I've only ever had two real "relationships" with women in my life so far and I'm 18 now.
The first was with a girl when I was 15-16 and that lasted just shy of a year; she was in love with me, but I don't feel like I was with her, or I lied to myself about loving her.We dated for about 6 months, until which point she pressured me into saying that I loved her - I lied, for whatever reason. I cared about her a lot, but it never reached the same level as it did with the second girl (a level I didn't think existed, quite frankly).
The second "relationship" was when I was 17 (4 months before I would become 18).

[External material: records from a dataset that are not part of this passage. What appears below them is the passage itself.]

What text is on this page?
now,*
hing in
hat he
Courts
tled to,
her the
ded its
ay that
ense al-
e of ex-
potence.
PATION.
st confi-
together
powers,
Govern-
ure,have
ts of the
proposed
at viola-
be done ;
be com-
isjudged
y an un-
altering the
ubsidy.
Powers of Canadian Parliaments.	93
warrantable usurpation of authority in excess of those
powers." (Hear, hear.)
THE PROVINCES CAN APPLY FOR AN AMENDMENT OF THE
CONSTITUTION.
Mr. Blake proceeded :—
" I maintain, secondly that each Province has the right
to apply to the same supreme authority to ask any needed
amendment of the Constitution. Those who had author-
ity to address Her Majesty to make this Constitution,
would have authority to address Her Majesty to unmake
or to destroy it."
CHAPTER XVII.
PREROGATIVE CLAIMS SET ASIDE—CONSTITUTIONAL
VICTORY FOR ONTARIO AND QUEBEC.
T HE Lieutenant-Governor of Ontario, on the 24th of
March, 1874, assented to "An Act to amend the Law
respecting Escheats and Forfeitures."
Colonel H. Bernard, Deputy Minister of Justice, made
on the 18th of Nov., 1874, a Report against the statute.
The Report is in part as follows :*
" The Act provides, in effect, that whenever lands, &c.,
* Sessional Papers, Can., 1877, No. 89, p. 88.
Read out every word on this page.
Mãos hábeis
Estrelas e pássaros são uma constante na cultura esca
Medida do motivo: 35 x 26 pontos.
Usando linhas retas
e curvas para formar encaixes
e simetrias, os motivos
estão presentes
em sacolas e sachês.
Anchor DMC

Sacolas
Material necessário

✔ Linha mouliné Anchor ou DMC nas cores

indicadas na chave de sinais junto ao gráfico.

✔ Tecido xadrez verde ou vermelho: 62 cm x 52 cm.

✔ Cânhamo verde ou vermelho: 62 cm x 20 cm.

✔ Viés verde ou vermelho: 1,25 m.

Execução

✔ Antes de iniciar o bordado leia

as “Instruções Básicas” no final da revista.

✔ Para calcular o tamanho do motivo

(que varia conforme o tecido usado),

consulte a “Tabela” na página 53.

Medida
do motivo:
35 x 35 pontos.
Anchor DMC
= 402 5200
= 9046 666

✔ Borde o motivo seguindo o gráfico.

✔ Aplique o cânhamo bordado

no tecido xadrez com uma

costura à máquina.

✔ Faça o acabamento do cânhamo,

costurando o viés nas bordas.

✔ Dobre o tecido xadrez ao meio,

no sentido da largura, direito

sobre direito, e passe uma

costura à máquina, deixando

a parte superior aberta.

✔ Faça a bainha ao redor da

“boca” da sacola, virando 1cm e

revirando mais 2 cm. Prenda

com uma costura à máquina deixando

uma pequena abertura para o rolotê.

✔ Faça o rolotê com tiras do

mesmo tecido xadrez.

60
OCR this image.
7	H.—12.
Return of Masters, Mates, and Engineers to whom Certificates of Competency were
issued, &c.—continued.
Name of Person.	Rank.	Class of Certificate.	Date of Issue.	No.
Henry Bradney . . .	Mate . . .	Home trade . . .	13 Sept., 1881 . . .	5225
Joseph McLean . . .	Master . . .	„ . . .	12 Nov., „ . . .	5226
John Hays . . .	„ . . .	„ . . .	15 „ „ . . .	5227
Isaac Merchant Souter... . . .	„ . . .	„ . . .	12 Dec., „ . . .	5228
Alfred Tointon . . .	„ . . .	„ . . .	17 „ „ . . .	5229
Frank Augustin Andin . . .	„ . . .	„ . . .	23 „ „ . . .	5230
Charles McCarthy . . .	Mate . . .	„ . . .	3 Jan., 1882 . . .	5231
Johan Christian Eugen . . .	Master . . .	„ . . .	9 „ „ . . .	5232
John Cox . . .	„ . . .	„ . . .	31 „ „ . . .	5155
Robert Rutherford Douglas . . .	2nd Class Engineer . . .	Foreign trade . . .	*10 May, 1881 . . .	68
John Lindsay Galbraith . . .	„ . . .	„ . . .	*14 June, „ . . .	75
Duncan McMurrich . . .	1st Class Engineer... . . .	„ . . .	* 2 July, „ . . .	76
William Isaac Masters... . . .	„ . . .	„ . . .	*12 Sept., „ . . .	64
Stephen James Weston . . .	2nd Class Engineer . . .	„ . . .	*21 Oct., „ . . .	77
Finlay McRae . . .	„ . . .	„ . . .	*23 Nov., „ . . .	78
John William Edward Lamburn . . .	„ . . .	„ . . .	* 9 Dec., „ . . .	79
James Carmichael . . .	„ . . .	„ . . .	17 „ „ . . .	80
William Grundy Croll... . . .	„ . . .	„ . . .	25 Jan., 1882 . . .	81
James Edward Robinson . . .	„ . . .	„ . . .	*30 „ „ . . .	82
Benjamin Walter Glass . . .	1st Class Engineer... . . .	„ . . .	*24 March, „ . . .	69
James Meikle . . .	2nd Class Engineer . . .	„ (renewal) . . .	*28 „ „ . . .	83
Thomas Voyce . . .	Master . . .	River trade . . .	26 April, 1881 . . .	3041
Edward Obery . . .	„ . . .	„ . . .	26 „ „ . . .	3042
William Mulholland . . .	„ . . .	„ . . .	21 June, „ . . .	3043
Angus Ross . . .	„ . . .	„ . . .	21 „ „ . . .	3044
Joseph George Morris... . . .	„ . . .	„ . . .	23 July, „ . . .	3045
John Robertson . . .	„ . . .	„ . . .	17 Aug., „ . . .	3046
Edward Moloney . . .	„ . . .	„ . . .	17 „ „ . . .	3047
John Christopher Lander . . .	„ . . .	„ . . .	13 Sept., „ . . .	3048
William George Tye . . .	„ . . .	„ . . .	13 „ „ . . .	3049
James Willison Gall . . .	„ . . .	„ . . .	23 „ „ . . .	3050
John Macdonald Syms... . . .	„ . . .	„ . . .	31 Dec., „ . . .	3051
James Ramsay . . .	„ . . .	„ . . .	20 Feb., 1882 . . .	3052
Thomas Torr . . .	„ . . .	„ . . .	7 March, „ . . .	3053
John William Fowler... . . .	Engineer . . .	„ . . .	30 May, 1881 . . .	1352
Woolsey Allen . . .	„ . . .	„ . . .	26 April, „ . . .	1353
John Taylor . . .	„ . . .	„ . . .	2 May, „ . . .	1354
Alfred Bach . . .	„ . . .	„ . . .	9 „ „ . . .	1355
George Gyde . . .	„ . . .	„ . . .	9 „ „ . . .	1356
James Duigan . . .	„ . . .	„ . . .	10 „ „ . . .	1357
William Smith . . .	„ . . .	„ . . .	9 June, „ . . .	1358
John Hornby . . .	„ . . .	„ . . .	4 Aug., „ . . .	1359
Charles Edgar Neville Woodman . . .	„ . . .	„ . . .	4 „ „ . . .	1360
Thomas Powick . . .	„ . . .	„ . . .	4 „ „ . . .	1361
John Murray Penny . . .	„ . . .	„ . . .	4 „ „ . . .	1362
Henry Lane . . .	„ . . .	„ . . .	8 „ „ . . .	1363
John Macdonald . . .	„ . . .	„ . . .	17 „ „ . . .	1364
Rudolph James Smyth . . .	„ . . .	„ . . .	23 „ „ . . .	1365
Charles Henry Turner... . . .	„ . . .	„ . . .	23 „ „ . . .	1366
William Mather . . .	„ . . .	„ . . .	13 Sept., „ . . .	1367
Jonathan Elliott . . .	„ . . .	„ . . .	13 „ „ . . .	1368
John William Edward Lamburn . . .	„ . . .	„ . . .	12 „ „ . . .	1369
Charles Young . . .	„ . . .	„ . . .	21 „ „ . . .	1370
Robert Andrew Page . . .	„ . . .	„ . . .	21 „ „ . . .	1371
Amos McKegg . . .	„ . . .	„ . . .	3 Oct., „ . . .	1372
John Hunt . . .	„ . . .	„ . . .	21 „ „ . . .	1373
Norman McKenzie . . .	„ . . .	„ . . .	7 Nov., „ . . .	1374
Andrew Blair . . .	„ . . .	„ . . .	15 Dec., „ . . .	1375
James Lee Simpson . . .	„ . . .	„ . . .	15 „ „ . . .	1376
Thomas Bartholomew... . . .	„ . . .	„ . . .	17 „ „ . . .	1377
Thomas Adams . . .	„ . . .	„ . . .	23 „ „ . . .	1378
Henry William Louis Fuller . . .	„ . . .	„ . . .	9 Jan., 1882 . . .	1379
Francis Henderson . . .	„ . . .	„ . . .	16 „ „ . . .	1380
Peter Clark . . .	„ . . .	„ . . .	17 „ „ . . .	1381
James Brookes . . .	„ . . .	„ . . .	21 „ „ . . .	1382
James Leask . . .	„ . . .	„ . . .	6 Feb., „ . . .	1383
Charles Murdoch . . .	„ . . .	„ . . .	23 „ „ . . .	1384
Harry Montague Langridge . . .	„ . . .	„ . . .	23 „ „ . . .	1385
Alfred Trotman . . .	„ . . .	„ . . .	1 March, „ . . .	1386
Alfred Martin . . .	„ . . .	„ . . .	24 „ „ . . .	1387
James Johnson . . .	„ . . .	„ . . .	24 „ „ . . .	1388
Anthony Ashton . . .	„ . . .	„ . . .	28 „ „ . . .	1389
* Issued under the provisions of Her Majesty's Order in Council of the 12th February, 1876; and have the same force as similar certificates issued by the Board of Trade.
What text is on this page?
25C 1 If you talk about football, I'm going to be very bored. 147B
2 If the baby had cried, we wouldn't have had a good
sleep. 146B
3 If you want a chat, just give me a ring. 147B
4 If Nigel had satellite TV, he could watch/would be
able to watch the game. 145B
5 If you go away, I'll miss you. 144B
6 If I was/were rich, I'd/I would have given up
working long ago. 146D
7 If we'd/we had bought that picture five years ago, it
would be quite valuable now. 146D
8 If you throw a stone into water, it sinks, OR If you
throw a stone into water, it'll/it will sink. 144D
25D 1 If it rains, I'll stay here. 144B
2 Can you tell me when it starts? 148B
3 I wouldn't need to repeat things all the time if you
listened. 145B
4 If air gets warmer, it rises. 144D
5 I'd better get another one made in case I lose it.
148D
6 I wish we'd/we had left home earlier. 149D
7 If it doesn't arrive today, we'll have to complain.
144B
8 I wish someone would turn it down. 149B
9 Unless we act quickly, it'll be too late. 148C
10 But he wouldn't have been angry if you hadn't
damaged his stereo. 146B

Now, this is where your question becomes incredibly difficult for me to answer because this was not a real relationship to begin with - she had broken up with her long-time boyfriend (who she said treated her like crap and who she still loved) and our fling only lasted 3 months with it also beginning as a friends with benefits scenario, but changing when she said she'd only see me (still not as a boyfriend, however). Nonetheless, I feel like I felt more for her in the 3 months I got to be with her than I ever did with my actual girlfriend of nearly a year. I felt ridiculous levels of intimacy with her, connecting in a way I never have before, sharing my deepest thoughts and feelings only to be supported and seemingly have that difficult effort returned in kind. It was sexual too, however including no actual sex. I grew attached (as I believed so strongly that she had too) and it ended on bad terms when I kept pressing for something more substantial than the "not-a-relationship" that we had, and she told me she still loved her ex. After being offered to remain as friends with benefits, I ended it... It took me months to get over her. almost a year.
Anyway, in direct response to the question asked, I do believe I have been in true love, felt real love for another, and it was the most devastating emotional blow I've ever taken. I subsequently do not believe in "love" (only as a strong bond/feelings for others), and if recovery back to how I felt before the second girl (hopeful toward finding love and happiness) is possible, I have yet to recover from her.